Why Monitoring Flow Data Means You’re Only Seeing Half the Picture
As part of Solutions Review’s Premium Content Series—a collection of contributed columns written by industry experts in maturing software categories— David Ratner of HYAS illustrates in detail why monitoring flow data means you’re only seeing half the picture, and how you can see the forest for the trees with DNS telemetry.
The role of visibility in detecting and addressing potential network problems (whether that be an attack or something more benign, such as a misconfiguration) is certainly not a new concept. In the past, network administrators and security teams often kept track of what was happening on their network by using data from Cisco NetFlow or one of its many third-party variations (collectively referred to as “flow data” in this article).
However, over time, companies’ operating environments have become more decentralized and expanded exponentially, introducing a big-data problem to the ingestion and monitoring of flow data. Not only is finding small anomalies within these reams of data like finding a needle in a haystack, but it can also be prohibitively expensive, as the cost of querying samples of flow data can quickly add up depending on how much data you request. In addition, companies have begun to migrate their operations to the cloud in droves. All of these developments have robbed administrators and security teams of the insight they once relied on to notice anomalies that could alert them to potential issues before they become costly problems.
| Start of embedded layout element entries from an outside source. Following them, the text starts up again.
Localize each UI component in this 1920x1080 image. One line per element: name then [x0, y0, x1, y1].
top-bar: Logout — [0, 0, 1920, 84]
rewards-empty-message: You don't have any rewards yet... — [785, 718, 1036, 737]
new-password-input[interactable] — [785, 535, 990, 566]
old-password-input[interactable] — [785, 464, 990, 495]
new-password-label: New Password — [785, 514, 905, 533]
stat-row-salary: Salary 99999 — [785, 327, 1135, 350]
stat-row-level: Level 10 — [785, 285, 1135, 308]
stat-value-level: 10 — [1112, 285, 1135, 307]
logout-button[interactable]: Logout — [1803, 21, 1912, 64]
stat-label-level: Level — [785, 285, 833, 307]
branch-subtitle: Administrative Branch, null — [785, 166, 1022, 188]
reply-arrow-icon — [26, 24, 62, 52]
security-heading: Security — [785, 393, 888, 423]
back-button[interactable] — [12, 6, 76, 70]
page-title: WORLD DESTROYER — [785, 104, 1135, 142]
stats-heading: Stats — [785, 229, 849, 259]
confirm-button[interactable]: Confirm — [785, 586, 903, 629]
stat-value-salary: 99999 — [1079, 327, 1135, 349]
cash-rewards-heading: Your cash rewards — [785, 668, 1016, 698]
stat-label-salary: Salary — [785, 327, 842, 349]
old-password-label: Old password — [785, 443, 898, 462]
Flow Data is Only Half The Picture
In the Beginning, There Was NetFlow…
Cisco introduced NetFlow in 1996, and initially, its chief purpose was to help network architects understand how their networks functioned. Over time, however, administrators began using it for security purposes to get a reliable record of all the IP, TCP, and UDP transactions occurring on their network, letting them identify traffic patterns across their infrastructure. NetFlow became a de facto industry standard, and other router manufacturers began including it or a variation with similar features on their products as well.
Unfortunately, the technology has not been able to grow in sync with the industry. There is simply too much information being collected to effectively monitor it in a way that lets administrators stop problems in a timely fashion. Also, as mentioned before, flow data was originally a tool for network architects to understand how traffic was flowing within their networks and alert them to changes. With many companies now operating entirely in the cloud, this use case for flow data has changed — further disincentivizing teams from paying close attention to it.
That said, if you ask any company if they are capturing their flow data (or at least DNS transactions), they may respond with a confident “yes.” But is this data actually being looked at? And if it is, how effectively is it being used? In a contemporary network environment, if you are just querying large samples of flow data, you are not getting the whole picture and spending a pretty penny. You need that canary in the coal mine that will alert you when something strange is happening and tell you exactly where it is happening.
A Friend in DNS Telemetry
This is where DNS telemetry can complete the picture. By monitoring DNS traffic, you can be alerted to anomalies in real-time. Using this information, you can then query your flow data to confirm that a transaction actually took place. If you find that no transaction took place, you can rest easy, but if it did, you now know exactly which devices were involved and who they were communicating with. To use a phone call as a metaphor: DNS monitoring lets you know a call was placed, which points you to the flow data that provides details like if someone answered the call, who they talked to, how long it lasted, etc. Essentially, DNS monitoring solves the big data problem by helping security and DevOps teams zero in on the exact transactions that raise a red flag rather than hoping to stumble over the needle in a haystack by trying to query and analyze large samples of flow data.
With these two solutions working in tandem, you can respond to incidents efficiently and in real-time. This speed is vital, as you can block malicious transactions before they have had a chance to cause any real damage. Once a threat infiltrates your systems, it doesn’t make itself known immediately, as it needs time to spread through the network and locate vital resources. If you can stop the attack before it enters its additional stages, you’re cutting the fuse on a lit timebomb.
Flow data’s usefulness may have decreased in the age of big data, but when paired with DNS telemetry, it still plays a vital role in the modern security landscape. More importantly, it restores the visibility that your DevOps and security teams have been lacking to fulfill their roles effectively. By cutting through the noise, you can take a more proactive posture against cyber threats and increase your organization’s overall resiliency— all while reducing your costs. But in the end, those savings are a drop in the bucket compared to the revenue you safeguard by averting a cyber-attack before it bites.